With the hundreds of entries that we received for the March Moolah Contest, you knew there were going to be a few bonehead brackets in the mix. And I am not talking about those people who picked teams like IUPUI to win it; those guys are just the funny people trying to be wisenheimers. I'm talking about people like this one contestant, who had Pittsburgh and Florida in the final game with Arizona winning it all. Seriously, what happened there, buddy? There really is no excuse for that unless you were either a) smoking crack with George Clinton or b) laughing your tush off because you just looked at the cover of Generation with that crazy looking Mick Foley guy on the cover - a cover which, no doubt, reeked of awesomeness.

But there is another solution to this whacked-out contestant's madness. Maybe she's a huge wrestling fan and thought Arizona was going to pull a Hulk Hogan at Wrestlemania IX. You know, the one where Bret Hart dropped the championship to Yokozuna because that diabolical evildoer Mr. Fuji threw salt in "the Hitman's" eyes. She might have felt that Arizona was going to come down the aisle after the winner was decided and take them out to become the new champion just like the Hulkster did two minutes and 45 seconds after Yokozuna was crowned.

Nah, she was probably just smoking crack.

Every time you turn around, the Fox Network has sunk to a new low. "Mr. Personality," hosted by none other than Monica Lewinsky, will be airing in a few weeks. Wow, I really am stunned. Where do they come up with this stuff?

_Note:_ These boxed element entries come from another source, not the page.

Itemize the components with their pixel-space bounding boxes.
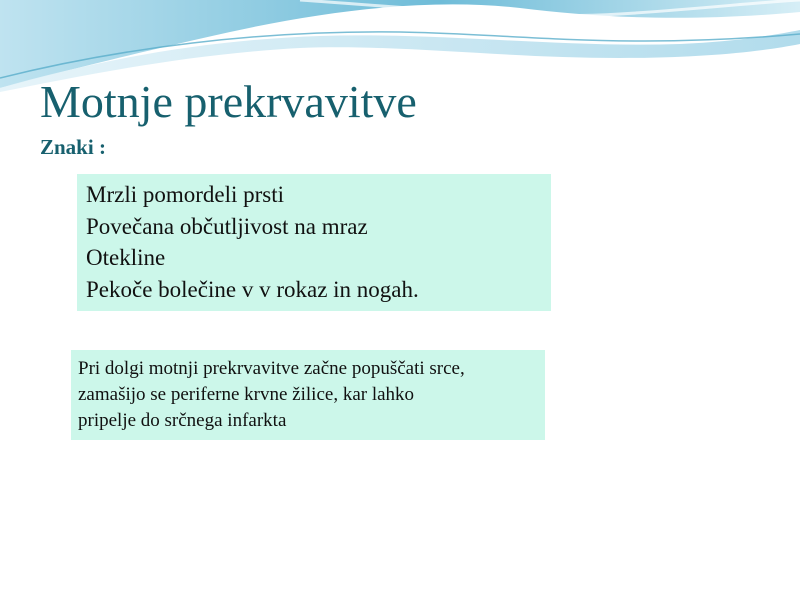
signs-box [77,174,551,311]
note-line: Pri dolgi motnji prekrvavitve začne popuščati srce, [78,358,465,379]
note-line: zamašijo se periferne krvne žilice, kar lahko [78,384,415,405]
sign-item: Mrzli pomordeli prsti [86,182,285,207]
sign-item: Povečana občutljivost na mraz [86,213,368,239]
note-line: pripelje do srčnega infarkta [78,410,287,431]
note-box [71,350,545,440]
sign-item: Otekline [86,245,166,270]
slide-subtitle: Znaki : [40,135,106,159]
sign-item: Pekoče bolečine v v rokaz in nogah. [86,276,419,302]
slide-title: Motnje prekrvavitve [40,76,417,127]
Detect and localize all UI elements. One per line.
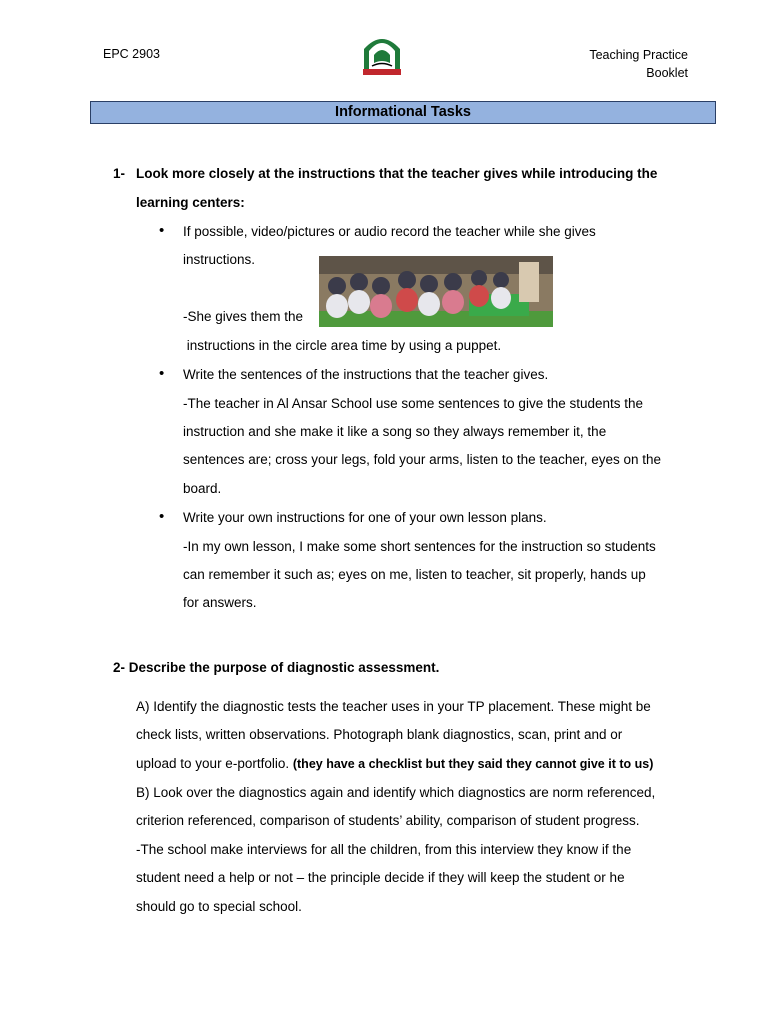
part-b-line-2: criterion referenced, comparison of students’ ability, comparison of student progress. <box>136 813 640 828</box>
answer-2-line-3: sentences are; cross your legs, fold your arms, listen to the teacher, eyes on the <box>183 452 661 467</box>
answer-3-line-1: -In my own lesson, I make some short sentences for the instruction so students <box>183 539 656 554</box>
section-banner: Informational Tasks <box>90 101 716 124</box>
answer-2-line-2: instruction and she make it like a song so they always remember it, the <box>183 424 607 439</box>
part-a-line-3 <box>136 756 653 771</box>
booklet-title <box>589 46 688 82</box>
answer-2-line-4: board. <box>183 481 222 496</box>
bullet-1-icon: • <box>159 222 165 239</box>
question-2-heading: 2- Describe the purpose of diagnostic assessment. <box>113 660 440 675</box>
bullet-2-icon: • <box>159 365 165 382</box>
answer-2-1: -The school make interviews for all the children, from this interview they know if the <box>136 842 632 857</box>
answer-2-2: student need a help or not – the principle decide if they will keep the student or he <box>136 870 625 885</box>
question-1-line-2: learning centers: <box>136 195 245 210</box>
answer-1-line-2: instructions in the circle area time by using a puppet. <box>183 338 502 353</box>
booklet-title-line1: Teaching Practice <box>589 48 688 62</box>
answer-3-line-2: can remember it such as; eyes on me, listen to teacher, sit properly, hands up <box>183 567 646 582</box>
classroom-photo <box>319 256 553 327</box>
answer-2-line-1: -The teacher in Al Ansar School use some sentences to give the students the <box>183 396 644 411</box>
bullet-3-icon: • <box>159 508 165 525</box>
bullet-1-line-1: If possible, video/pictures or audio record the teacher while she gives <box>183 224 596 239</box>
question-number-1: 1- <box>113 166 126 181</box>
classroom-photo-icon <box>319 256 553 327</box>
question-1-line-1: Look more closely at the instructions that the teacher gives while introducing the <box>136 166 658 181</box>
part-a-line-1: A) Identify the diagnostic tests the teacher uses in your TP placement. These might be <box>136 699 651 714</box>
answer-3-line-3: for answers. <box>183 595 257 610</box>
part-a-line-2: check lists, written observations. Photograph blank diagnostics, scan, print and or <box>136 727 623 742</box>
bullet-2-line-1: Write the sentences of the instructions that the teacher gives. <box>183 367 549 382</box>
part-a-line-3-text: upload to your e-portfolio. <box>136 756 293 771</box>
part-b-line-1: B) Look over the diagnostics again and identify which diagnostics are norm referenced, <box>136 785 656 800</box>
university-crest-icon <box>360 33 404 77</box>
answer-1-line-1: -She gives them the <box>183 309 304 324</box>
bullet-3-line-1: Write your own instructions for one of your own lesson plans. <box>183 510 547 525</box>
answer-2-3: should go to special school. <box>136 899 302 914</box>
part-a-note: (they have a checklist but they said they cannot give it to us) <box>292 757 654 771</box>
bullet-1-line-2: instructions. <box>183 252 256 267</box>
booklet-title-line2: Booklet <box>646 66 688 80</box>
course-code: EPC 2903 <box>103 47 160 61</box>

The thing about this show, however, is that it actually has some potential. How about Fox throws some butt-ugly professional athletes in the mix. I would really love to see this chick's reaction after the man she has chosen to be hers is the Dallas Mavericks' Popeye Jones. She would probably vomit all over Lewinsky. But that would be great TV! And just to make sure that the dude that is chosen is some freakish looking guy, Fox would have to load the field of competitors with the ugliest of the ugly. Throw in David Weathers, Luis Sojo, Denny "I look like the guy in 'Mask'" Neagle and Ralph Wilson for good measure, and we have television gold. Get on it Fox.

Deion Sanders and Michael Irvin on the Jimmy Kimmel Show on the same night? Although I absolutely loathe those two, they can be extremely funny in an unintentional way, and I am pretty sure that's why they were put on the show. I bet we can thank ESPN Page 2 columnist and Jimmy Kimmel writer Bill Simmons for that one. The only thing that could have made that show better is if Deion went back to that old school "Soul Glo" hairdo like he had at Florida State. That cut seriously rocked; I wish I could sport it.

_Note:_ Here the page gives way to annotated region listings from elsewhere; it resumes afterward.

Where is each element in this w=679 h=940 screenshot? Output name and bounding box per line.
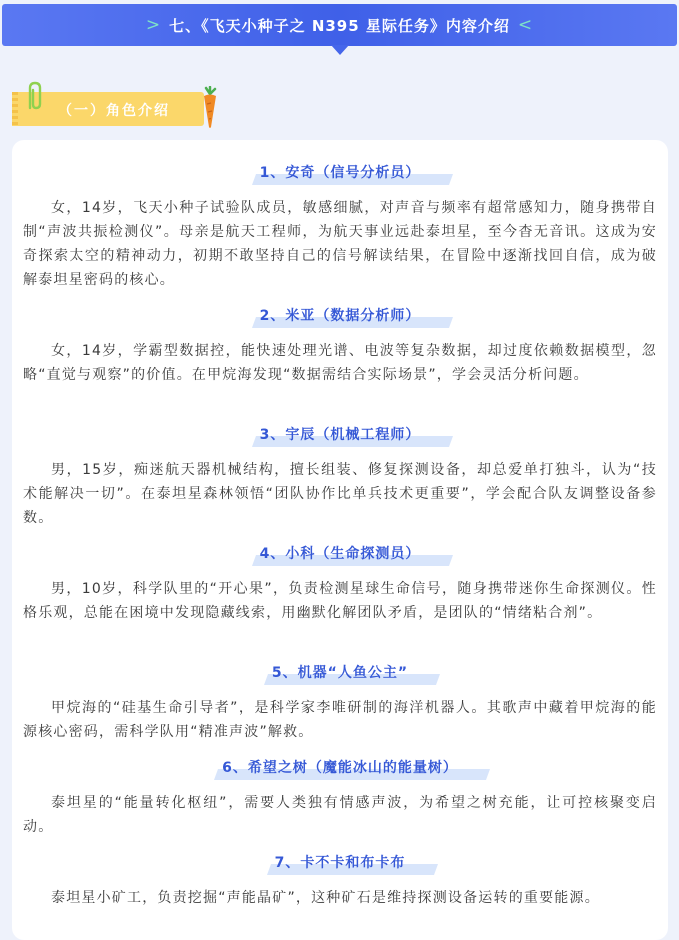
- section-label: （一）角色介绍: [58, 103, 170, 119]
- role-title: 1、安奇（信号分析员）: [254, 162, 427, 182]
- role-title: 4、小科（生命探测员）: [254, 543, 427, 563]
- role-item: [12, 662, 668, 744]
- paperclip-icon: [24, 80, 46, 114]
- role-title: 5、机器“人鱼公主”: [266, 662, 414, 682]
- role-description: 甲烷海的“硅基生命引导者”，是科学家李唯研制的海洋机器人。其歌声中藏着甲烷海的能源核心密码，需科学队用“精准声波”解救。: [23, 700, 657, 740]
- role-title: 6、希望之树（魔能冰山的能量树）: [216, 757, 464, 777]
- chevron-left-icon: <: [517, 15, 534, 35]
- chevron-right-icon: >: [145, 15, 162, 35]
- role-item: [12, 305, 668, 387]
- role-item: [12, 424, 668, 530]
- role-item: [12, 852, 668, 910]
- role-description: 男，15岁，痴迷航天器机械结构，擅长组装、修复探测设备，却总爱单打独斗，认为“技术能解决一切”。在泰坦星森林领悟“团队协作比单兵技术更重要”，学会配合队友调整设备参数。: [23, 462, 657, 526]
- role-description: 泰坦星的“能量转化枢纽”，需要人类独有情感声波，为希望之树充能，让可控核聚变启动。: [23, 795, 657, 835]
- chapter-title: 七、《飞天小种子之 N395 星际任务》内容介绍: [169, 16, 510, 35]
- role-description: 女，14岁，飞天小种子试验队成员，敏感细腻，对声音与频率有超常感知力，随身携带自制“声波共振检测仪”。母亲是航天工程师，为航天事业远赴泰坦星，至今杳无音讯。这成为安奇探索太空的精神动力，初期不敢坚持自己的信号解读结果，在冒险中逐渐找回自信，成为破解泰坦星密码的核心。: [23, 200, 657, 288]
- roles-card: [12, 140, 668, 940]
- role-description: 女，14岁，学霸型数据控，能快速处理光谱、电波等复杂数据，却过度依赖数据模型，忽略“直觉与观察”的价值。在甲烷海发现“数据需结合实际场景”，学会灵活分析问题。: [23, 343, 657, 383]
- role-item: [12, 543, 668, 625]
- role-title: 3、宇辰（机械工程师）: [254, 424, 427, 444]
- role-title: 7、卡不卡和布卡布: [269, 852, 412, 872]
- role-description: 泰坦星小矿工，负责挖掘“声能晶矿”，这种矿石是维持探测设备运转的重要能源。: [51, 890, 600, 906]
- role-description: 男，10岁，科学队里的“开心果”，负责检测星球生命信号，随身携带迷你生命探测仪。性格乐观，总能在困境中发现隐藏线索，用幽默化解团队矛盾，是团队的“情绪粘合剂”。: [23, 581, 657, 621]
- role-item: [12, 757, 668, 839]
- role-item: [12, 162, 668, 292]
- role-title: 2、米亚（数据分析师）: [254, 305, 427, 325]
- chapter-banner: [2, 4, 677, 46]
- carrot-icon: [196, 86, 224, 130]
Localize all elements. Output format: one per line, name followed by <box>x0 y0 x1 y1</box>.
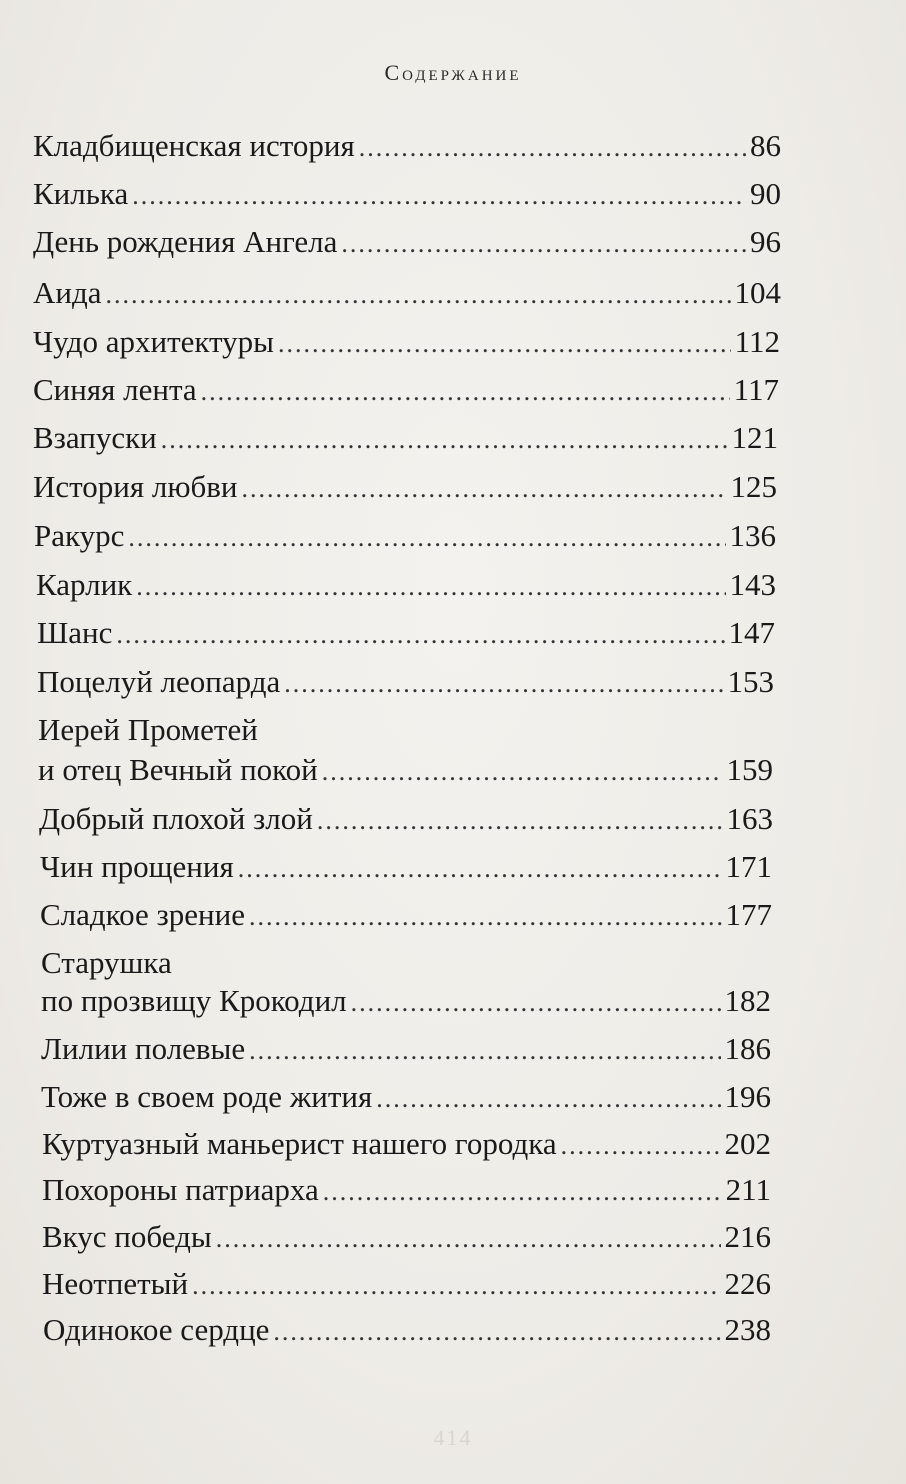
toc-entry-page: 186 <box>724 1031 771 1066</box>
toc-leader-dots <box>192 1264 720 1308</box>
toc-entry-title: Одинокое сердце <box>43 1312 270 1347</box>
toc-entry-title: Аида <box>33 275 102 310</box>
toc-leader-dots <box>273 1310 720 1354</box>
toc-entry <box>36 563 776 607</box>
toc-entry <box>33 271 781 315</box>
toc-entry-title: и отец Вечный покой <box>38 752 318 787</box>
toc-leader-dots <box>249 1029 720 1073</box>
toc-leader-dots <box>132 174 746 218</box>
toc-entry-title: Килька <box>33 176 129 211</box>
toc-entry-title: Неотпетый <box>42 1266 189 1301</box>
toc-entry <box>33 368 779 412</box>
toc-entry <box>41 979 771 1023</box>
toc-entry-page: 171 <box>725 849 772 884</box>
toc-entry <box>39 797 773 841</box>
toc-entry-title: День рождения Ангела <box>33 224 338 259</box>
toc-entry-page: 226 <box>724 1266 771 1301</box>
toc-leader-dots <box>238 847 722 891</box>
toc-entry-title: Поцелуй леопарда <box>37 664 281 699</box>
page-heading: Содержание <box>384 60 522 85</box>
toc-leader-dots <box>136 565 725 609</box>
toc-entry-page: 125 <box>730 469 777 504</box>
toc-entry <box>37 611 775 655</box>
toc-leader-dots <box>322 750 723 794</box>
toc-entry <box>41 1075 771 1119</box>
toc-entry-title: Карлик <box>36 567 133 602</box>
toc-leader-dots <box>284 662 723 706</box>
toc-entry-page: 159 <box>726 752 773 787</box>
toc-leader-dots <box>317 799 723 843</box>
toc-entry <box>33 320 780 364</box>
toc-entry-page: 86 <box>750 128 781 163</box>
toc-entry <box>37 660 774 704</box>
toc-entry-page: 104 <box>734 275 781 310</box>
toc-entry <box>42 1122 771 1166</box>
toc-entry-page: 112 <box>734 324 780 359</box>
toc-leader-dots <box>323 1170 722 1214</box>
toc-leader-dots <box>216 1217 721 1261</box>
toc-leader-dots <box>376 1077 720 1121</box>
toc-leader-dots <box>128 516 725 560</box>
toc-leader-dots <box>161 418 728 462</box>
toc-entry <box>33 172 781 216</box>
toc-entry <box>42 1215 771 1259</box>
toc-entry-page: 143 <box>729 567 776 602</box>
toc-entry-title: История любви <box>33 469 238 504</box>
toc-entry <box>40 893 772 937</box>
toc-leader-dots <box>249 895 722 939</box>
toc-leader-dots <box>201 370 730 414</box>
toc-entry-page: 177 <box>725 897 772 932</box>
toc-entry-title: Тоже в своем роде жития <box>41 1079 373 1114</box>
toc-entry-title: Синяя лента <box>33 372 197 407</box>
toc-leader-dots <box>359 126 746 170</box>
toc-entry-page: 90 <box>750 176 781 211</box>
toc-entry-title: Чудо архитектуры <box>33 324 274 359</box>
toc-entry <box>33 465 777 509</box>
toc-entry-page: 153 <box>727 664 774 699</box>
toc-entry-title-line1: Иерей Прометей <box>38 712 258 747</box>
toc-entry-title: Ракурс <box>34 518 125 553</box>
toc-leader-dots <box>106 273 731 317</box>
toc-entry-page: 117 <box>733 372 779 407</box>
toc-entry <box>42 1262 771 1306</box>
toc-entry-page: 147 <box>728 615 775 650</box>
toc-entry-title: Сладкое зрение <box>40 897 245 932</box>
toc-entry <box>41 1027 771 1071</box>
toc-entry-title: Лилии полевые <box>41 1031 246 1066</box>
toc-entry-title: Куртуазный маньерист нашего городка <box>42 1126 557 1161</box>
toc-entry <box>33 220 781 264</box>
toc-entry-title: Шанс <box>37 615 113 650</box>
page-folio: 414 <box>433 1425 473 1450</box>
toc-entry <box>33 124 781 168</box>
toc-entry-page: 136 <box>729 518 776 553</box>
toc-entry-page: 182 <box>724 983 771 1018</box>
toc-entry <box>42 1168 771 1212</box>
toc-entry-page: 96 <box>750 224 781 259</box>
toc-leader-dots <box>561 1124 721 1168</box>
toc-entry-page: 211 <box>725 1172 771 1207</box>
toc-entry-title-line1: Старушка <box>41 945 172 980</box>
toc-entry-title: по прозвищу Крокодил <box>41 983 347 1018</box>
toc-entry-page: 163 <box>726 801 773 836</box>
toc-leader-dots <box>351 981 721 1025</box>
toc-entry <box>38 748 773 792</box>
toc-entry-title: Кладбищенская история <box>33 128 355 163</box>
toc-leader-dots <box>278 322 731 366</box>
toc-entry <box>43 1308 771 1352</box>
toc-entry-title: Похороны патриарха <box>42 1172 319 1207</box>
toc-entry-title: Добрый плохой злой <box>39 801 313 836</box>
toc-leader-dots <box>116 613 724 657</box>
toc-leader-dots <box>242 467 727 511</box>
toc-entry <box>34 514 776 558</box>
toc-leader-dots <box>341 222 746 266</box>
toc-entry <box>33 416 778 460</box>
toc-entry <box>40 845 772 889</box>
toc-entry-title: Чин прощения <box>40 849 234 884</box>
toc-entry-page: 238 <box>724 1312 771 1347</box>
toc-entry-title: Вкус победы <box>42 1219 212 1254</box>
toc-entry-page: 202 <box>724 1126 771 1161</box>
toc-entry-page: 121 <box>731 420 778 455</box>
toc-entry-page: 196 <box>724 1079 771 1114</box>
toc-entry-title: Взапуски <box>33 420 157 455</box>
toc-entry-page: 216 <box>724 1219 771 1254</box>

Major League Baseball seems to have a problem with security these days. First it was those two hicks back in September jumping Tom Gamboa of the Kansas City Royals and now some guy named Eric Dybas runs on the field and goes buck wild on an umpire. First of all, this just proves my theory that you can never trust a guy named "Eric Dybas." Second of all, I have a solution for the league that will not only help them with their security issues but it will also help out the rest of America. Here's the deal: Have a Whitesnake concert in Wal-Mart while they are having a sale on the ugly clothes that they sell. Then bomb Wal-Mart. Boo bam. Talk about killing 20 birds with one stone.

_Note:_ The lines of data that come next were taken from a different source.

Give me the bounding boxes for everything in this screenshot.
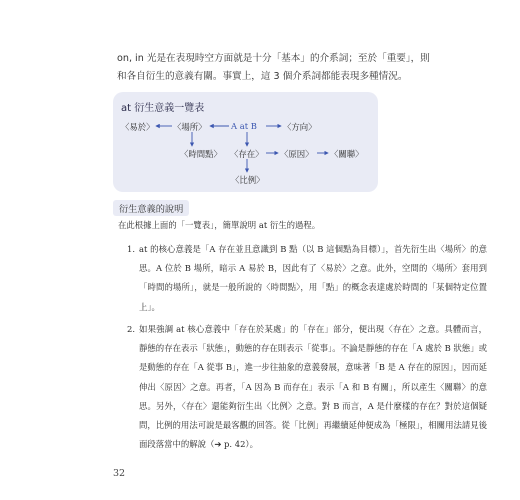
node-ratio: 〈比例〉 [231, 175, 265, 185]
node-easy: 〈易於〉 [121, 122, 155, 132]
item-text: 如果強調 at 核心意義中「存在於某處」的「存在」部分，便出現〈存在〉之意。具體而言，靜態的存在表示「狀態」，動態的存在則表示「從事」。不論是靜態的存在「A 處於 B 狀態」或是動態的存在「A 從事 B」，進一步往抽象的意義發展，意味著「B 是 A 存在的原因」，因而延伸出〈原因〉之意。再者，「A 因為 B 而存在」表示「A 和 B 有關」，所以產生〈關聯〉的意思。另外，〈存在〉還能夠衍生出〈比例〉之意。對 B 而言，A 是什麼樣的存在？對於這個疑問，比例的用法可說是最客觀的回答。從「比例」再繼續延伸便成為「極限」，相關用法請見後面段落當中的解說（➔ p. 42）。 [139, 324, 487, 450]
node-core: A at B [231, 121, 257, 131]
list-item [127, 240, 487, 317]
node-direction: 〈方向〉 [283, 122, 317, 132]
page-number: 32 [113, 468, 126, 479]
section-label: 衍生意義的說明 [113, 200, 189, 216]
intro-line-1: on, in 光是在表現時空方面就是十分「基本」的介系詞；至於「重要」，則 [117, 53, 430, 64]
panel-title: at 衍生意義一覽表 [121, 103, 205, 114]
node-related: 〈關聯〉 [330, 149, 364, 159]
node-cause: 〈原因〉 [280, 149, 314, 159]
derived-meanings-panel [113, 92, 378, 192]
list-item [127, 320, 487, 454]
intro-paragraph [117, 50, 499, 86]
item-text: at 的核心意義是「A 存在並且意識到 B 點（以 B 這個點為目標）」，首先衍生出〈場所〉的意思。A 位於 B 場所，暗示 A 易於 B，因此有了〈易於〉之意。此外，空間的〈場所〉套用到「時間的場所」，就是一般所說的〈時間點〉，用「點」的概念表達處於時間的「某個特定位置上」。 [139, 244, 487, 312]
intro-line-2: 和各自衍生的意義有關。事實上，這 3 個介系詞都能表現多種情況。 [117, 71, 408, 82]
node-time: 〈時間點〉 [180, 149, 222, 159]
node-exist: 〈存在〉 [230, 149, 264, 159]
item-number: 1. [127, 244, 135, 254]
node-place: 〈場所〉 [173, 122, 207, 132]
item-number: 2. [127, 324, 135, 334]
section-lead: 在此根據上面的「一覽表」，簡單說明 at 衍生的過程。 [118, 220, 321, 230]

Texas Ranger Carl Everett was also subjected to fan abuse on Saturday. He was drilled in the head by a cellular phone, courtesy of some fan in the audience. The thing about this one, though, is that Everett deserves to get hit in the head with a cell phone. I'd actually love to see him get hit in the head with a rock. Why does he deserve that, you ask? Because the guy doesn't believe that dinosaurs ever existed. Friggin' botard. Who is he to try and ruin everything I loved when I was child? If I saw him I'd kick him square in the cojones and tell him "that one was for Stegosaurus!"